Spring Breakers

Spring Breakers ★★★★

You may go into Spring Breakers expecting a B-Movie schlock fest, one filled with all sorts of pulp indulgence. Save for a few hilarious moments, you will not find much pulp in this movie at all. The latest from Harmony Korine is one that opts for irony, repetition, deflation and distillation over cheap thrills.

This is not a film endorsing Spring Break culture or the hedonistic impulses within. It is constantly trying to create an appropriate distance from it by rendering it so utterly repetitive as to lose all effect. It is deliberately trying to make all these “pornographic” images feel boring. It doesn’t clue us into the morality by admonishing the characters; it does so by admonishing the audience.

So often the film steers away from titillation by taking all this brightly sun-lit, sexual imagery and counting it with the holy-sounding, elliptical score (from Cliff Martinez & Skrillex) where the wind-chimed prayers clash violently with in-your-face Dubstep, which creates such a disparate context. Korine himself said: “It is as if Gaspar Noe made a Britney Spears video.” which should be all you need to understand that this is a visceral exercise in pointed commentary. Korine even used Noe’s cinematographer Benoît Debie to hammer this sentiment home. But I would even go further with the description of how the film was constructed. It would arguable that it’s like James Franco’s Alien character was trying to make a movie about his almost-religious love for Spring Break and did so in the vein of The Tree of Life.
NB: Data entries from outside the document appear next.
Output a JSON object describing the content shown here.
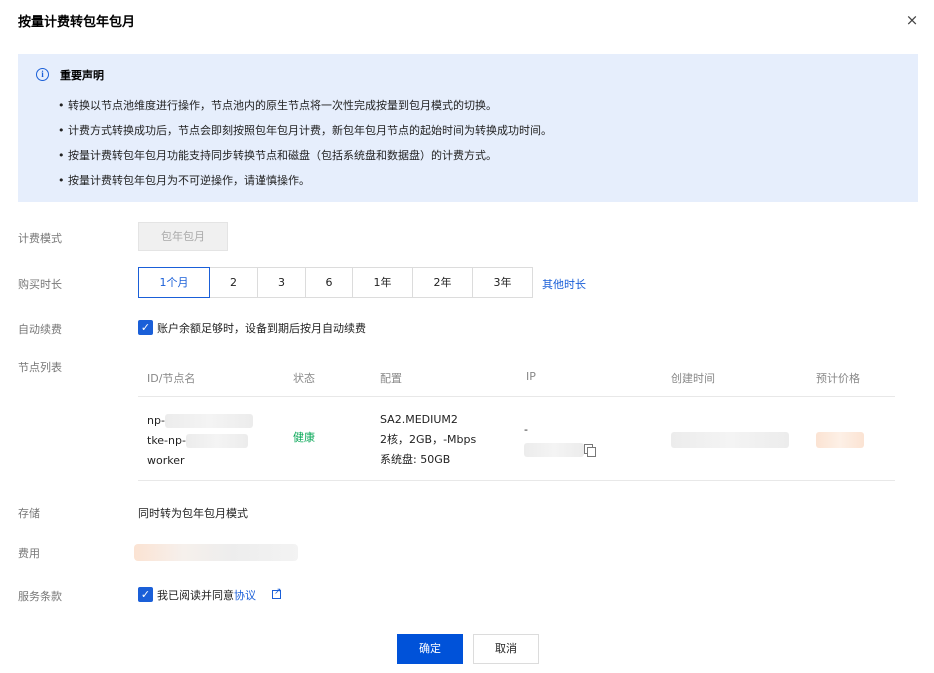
{
  "dialog": {
    "title": "按量计费转包年包月",
    "close_icon": "×"
  },
  "notice": {
    "icon": "i",
    "title": "重要声明",
    "items": [
      "转换以节点池维度进行操作，节点池内的原生节点将一次性完成按量到包月模式的切换。",
      "计费方式转换成功后，节点会即刻按照包年包月计费，新包年包月节点的起始时间为转换成功时间。",
      "按量计费转包年包月功能支持同步转换节点和磁盘（包括系统盘和数据盘）的计费方式。",
      "按量计费转包年包月为不可逆操作，请谨慎操作。"
    ]
  },
  "form": {
    "billing_mode_label": "计费模式",
    "billing_mode_value": "包年包月",
    "duration_label": "购买时长",
    "durations": [
      "1个月",
      "2",
      "3",
      "6",
      "1年",
      "2年",
      "3年"
    ],
    "duration_selected": "1个月",
    "other_duration": "其他时长",
    "auto_renew_label": "自动续费",
    "auto_renew_text": "账户余额足够时，设备到期后按月自动续费",
    "auto_renew_checked": true,
    "node_list_label": "节点列表",
    "storage_label": "存储",
    "storage_value": "同时转为包年包月模式",
    "cost_label": "费用",
    "terms_label": "服务条款",
    "terms_text": "我已阅读并同意",
    "terms_link": "协议",
    "terms_checked": true
  },
  "node_table": {
    "headers": [
      "ID/节点名",
      "状态",
      "配置",
      "IP",
      "创建时间",
      "预计价格"
    ],
    "row": {
      "id_line1": "np-",
      "id_line2": "tke-np-",
      "id_line3": "worker",
      "status": "健康",
      "config_line1": "SA2.MEDIUM2",
      "config_line2": "2核，2GB，-Mbps",
      "config_line3": "系统盘: 50GB",
      "ip_line1": "-"
    }
  },
  "buttons": {
    "confirm": "确定",
    "cancel": "取消"
  },
  "colors": {
    "accent": "#0052d9",
    "notice_bg": "#e6eefc",
    "healthy": "#0aa858"
  },
  "icons": {
    "close": "close-icon",
    "info": "info-icon",
    "check": "check-icon",
    "copy": "copy-icon",
    "external_link": "external-link-icon"
  }
}
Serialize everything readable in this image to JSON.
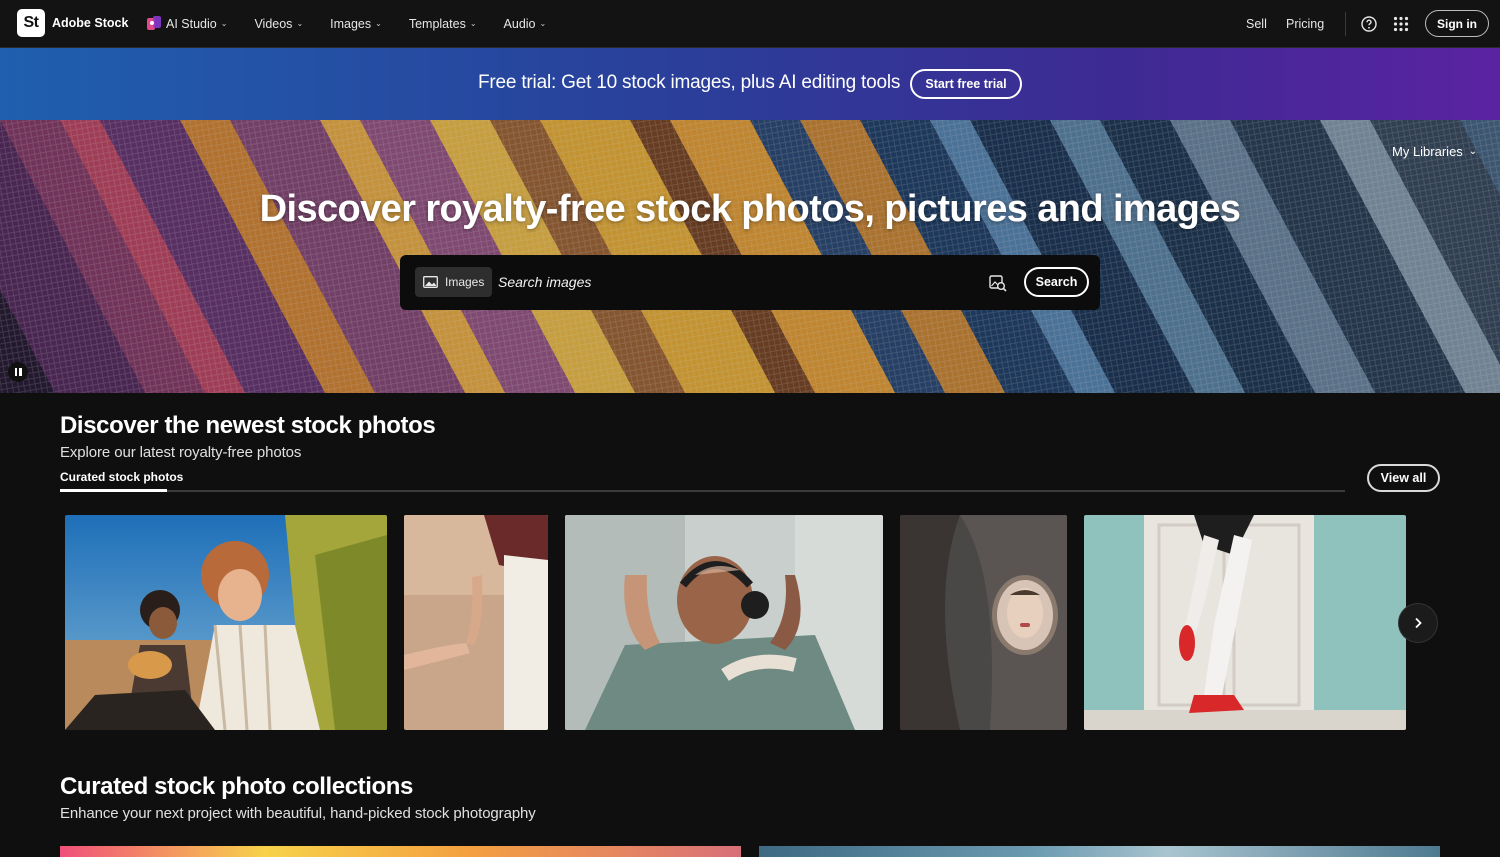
{
  "brand": {
    "logo": "St",
    "name": "Adobe Stock"
  },
  "nav": {
    "links": [
      {
        "label": "AI Studio",
        "icon": "ai-studio-icon"
      },
      {
        "label": "Videos"
      },
      {
        "label": "Images"
      },
      {
        "label": "Templates"
      },
      {
        "label": "Audio"
      }
    ],
    "sell": "Sell",
    "pricing": "Pricing",
    "signin": "Sign in"
  },
  "promo": {
    "text": "Free trial: Get 10 stock images, plus AI editing tools",
    "button": "Start free trial"
  },
  "hero": {
    "my_libraries": "My Libraries",
    "title": "Discover royalty-free stock photos, pictures and images",
    "search_type": "Images",
    "search_placeholder": "Search images",
    "search_button": "Search"
  },
  "newest": {
    "title": "Discover the newest stock photos",
    "subtitle": "Explore our latest royalty-free photos",
    "tab": "Curated stock photos",
    "view_all": "View all"
  },
  "collections": {
    "title": "Curated stock photo collections",
    "subtitle": "Enhance your next project with beautiful, hand-picked stock photography"
  },
  "colors": {
    "page_bg": "#0f0f0f",
    "nav_bg": "#131313",
    "promo_gradient_start": "#1f5fae",
    "promo_gradient_end": "#5b23a2"
  }
}
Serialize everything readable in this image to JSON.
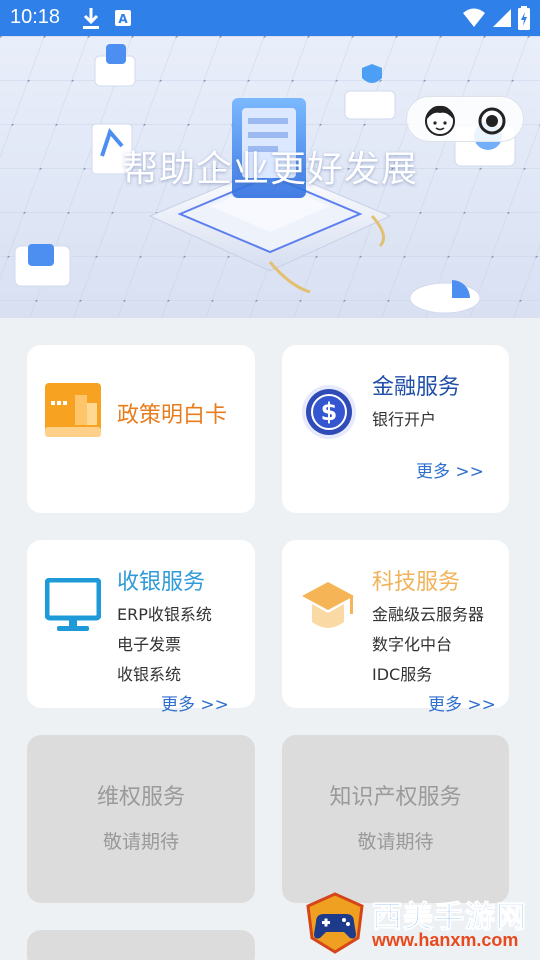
{
  "status_bar": {
    "time": "10:18",
    "left_icons": [
      "download-icon",
      "a-icon"
    ],
    "right_icons": [
      "wifi-icon",
      "signal-icon",
      "battery-icon"
    ],
    "color": "#2f80e8"
  },
  "banner": {
    "title": "帮助企业更好发展",
    "capsule_icons": [
      "avatar-icon",
      "record-icon"
    ]
  },
  "cards": [
    {
      "title": "政策明白卡",
      "title_color": "#e87d1e",
      "icon": "policy-card-icon"
    },
    {
      "title": "金融服务",
      "title_color": "#1f4fa8",
      "lines": [
        "银行开户"
      ],
      "more": "更多 >>",
      "icon": "dollar-coin-icon"
    },
    {
      "title": "收银服务",
      "title_color": "#2f9ad8",
      "lines": [
        "ERP收银系统",
        "电子发票",
        "收银系统"
      ],
      "more": "更多 >>",
      "icon": "monitor-icon"
    },
    {
      "title": "科技服务",
      "title_color": "#f0b35a",
      "lines": [
        "金融级云服务器",
        "数字化中台",
        "IDC服务"
      ],
      "more": "更多 >>",
      "icon": "graduation-cap-icon"
    },
    {
      "title": "维权服务",
      "sub": "敬请期待"
    },
    {
      "title": "知识产权服务",
      "sub": "敬请期待"
    }
  ],
  "watermark": {
    "text": "西美手游网",
    "url": "www.hanxm.com"
  }
}
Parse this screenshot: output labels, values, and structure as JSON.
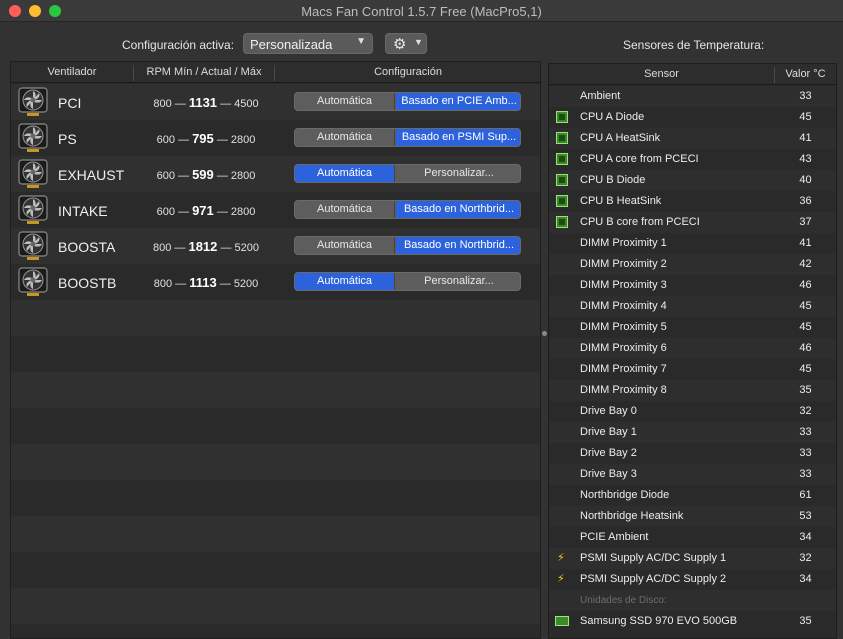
{
  "window": {
    "title": "Macs Fan Control 1.5.7 Free (MacPro5,1)"
  },
  "toolbar": {
    "config_label": "Configuración activa:",
    "preset_value": "Personalizada",
    "sensors_label": "Sensores de Temperatura:"
  },
  "fans_table": {
    "headers": {
      "fan": "Ventilador",
      "rpm": "RPM Mín / Actual / Máx",
      "config": "Configuración"
    },
    "dash": "—",
    "rows": [
      {
        "name": "PCI",
        "min": "800",
        "current": "1131",
        "max": "4500",
        "auto_label": "Automática",
        "custom_label": "Basado en PCIE Amb...",
        "selected": "custom"
      },
      {
        "name": "PS",
        "min": "600",
        "current": "795",
        "max": "2800",
        "auto_label": "Automática",
        "custom_label": "Basado en PSMI Sup...",
        "selected": "custom"
      },
      {
        "name": "EXHAUST",
        "min": "600",
        "current": "599",
        "max": "2800",
        "auto_label": "Automática",
        "custom_label": "Personalizar...",
        "selected": "auto"
      },
      {
        "name": "INTAKE",
        "min": "600",
        "current": "971",
        "max": "2800",
        "auto_label": "Automática",
        "custom_label": "Basado en Northbrid...",
        "selected": "custom"
      },
      {
        "name": "BOOSTA",
        "min": "800",
        "current": "1812",
        "max": "5200",
        "auto_label": "Automática",
        "custom_label": "Basado en Northbrid...",
        "selected": "custom"
      },
      {
        "name": "BOOSTB",
        "min": "800",
        "current": "1113",
        "max": "5200",
        "auto_label": "Automática",
        "custom_label": "Personalizar...",
        "selected": "auto"
      }
    ]
  },
  "sensors_table": {
    "headers": {
      "sensor": "Sensor",
      "value": "Valor °C"
    },
    "rows": [
      {
        "name": "Ambient",
        "value": "33",
        "icon": "none"
      },
      {
        "name": "CPU A Diode",
        "value": "45",
        "icon": "chip-icon"
      },
      {
        "name": "CPU A HeatSink",
        "value": "41",
        "icon": "chip-icon"
      },
      {
        "name": "CPU A core from PCECI",
        "value": "43",
        "icon": "chip-icon"
      },
      {
        "name": "CPU B Diode",
        "value": "40",
        "icon": "chip-icon"
      },
      {
        "name": "CPU B HeatSink",
        "value": "36",
        "icon": "chip-icon"
      },
      {
        "name": "CPU B core from PCECI",
        "value": "37",
        "icon": "chip-icon"
      },
      {
        "name": "DIMM Proximity 1",
        "value": "41",
        "icon": "none"
      },
      {
        "name": "DIMM Proximity 2",
        "value": "42",
        "icon": "none"
      },
      {
        "name": "DIMM Proximity 3",
        "value": "46",
        "icon": "none"
      },
      {
        "name": "DIMM Proximity 4",
        "value": "45",
        "icon": "none"
      },
      {
        "name": "DIMM Proximity 5",
        "value": "45",
        "icon": "none"
      },
      {
        "name": "DIMM Proximity 6",
        "value": "46",
        "icon": "none"
      },
      {
        "name": "DIMM Proximity 7",
        "value": "45",
        "icon": "none"
      },
      {
        "name": "DIMM Proximity 8",
        "value": "35",
        "icon": "none"
      },
      {
        "name": "Drive Bay 0",
        "value": "32",
        "icon": "none"
      },
      {
        "name": "Drive Bay 1",
        "value": "33",
        "icon": "none"
      },
      {
        "name": "Drive Bay 2",
        "value": "33",
        "icon": "none"
      },
      {
        "name": "Drive Bay 3",
        "value": "33",
        "icon": "none"
      },
      {
        "name": "Northbridge Diode",
        "value": "61",
        "icon": "none"
      },
      {
        "name": "Northbridge Heatsink",
        "value": "53",
        "icon": "none"
      },
      {
        "name": "PCIE Ambient",
        "value": "34",
        "icon": "none"
      },
      {
        "name": "PSMI Supply AC/DC Supply 1",
        "value": "32",
        "icon": "bolt-icon"
      },
      {
        "name": "PSMI Supply AC/DC Supply 2",
        "value": "34",
        "icon": "bolt-icon"
      }
    ],
    "disks_section_label": "Unidades de Disco:",
    "disks": [
      {
        "name": "Samsung SSD 970 EVO 500GB",
        "value": "35",
        "icon": "ssd-icon"
      }
    ]
  },
  "colors": {
    "accent": "#2c63dd",
    "window_bg": "#323232",
    "chip_green": "#3b8a2a",
    "bolt_yellow": "#f2d21e"
  }
}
Nowhere should the film’s satire be more evident than the multiple sequences of debaucherous partying set against the audio of one of the girls making a phone call to her grandmother. Regaling her with stories about how everyone is so damn sweet and how this is one of the most spiritual places they’ve ever been… you know… as they drink to puke-level and pee on the road. It’s just one of those moments in the film where it becomes a perfect expression of what Korine is going for; where it dives into the lurid insanity of “Spring Break Logic” which exists as a weird combination of naiveté, desire and the complete lack of understanding of consequence. It’s the details of culture and its valuing of infantilization: girls with animal backpacks and pastel nail polish watching My Little Pony, all while indulging in beer bongs, cocaine, bikinis, taking off bikinis and participating in abstract violence.

And Korine doesn’t let that cognitive dissonance sit there as realism, he takes it as far as it can go. He takes it to the ends of fringe culture that most interest him. He takes it to James Franco’s ridiculous Alien character. He takes it to the point where a reverse blowjob at gunpoint becomes a soulmate-creating event. For fuck’s sake, it is the kind of film where our heroines dress in ski masks and dance about with AK47’s to a Britney Spears piano ballad. But don’t mistake this for being solely about the obvious power-plays. The film is also full of unspoken moments, like where one of the girls was happy to party with all the white dregs of society, but suddenly has a freak out and “just wants to go home” when she’s in an African-american pool hall. It’s such a perfectly constructed detail.

For all its glorious complications, Spring Breakers is a pure expression of the raging dissonance in society’s brain. It reflects inward. It reflects outward. It makes you laugh at absurdity and bores you with that which may titillate you at other times. It obliterates traditional context and turns it into something transcendent.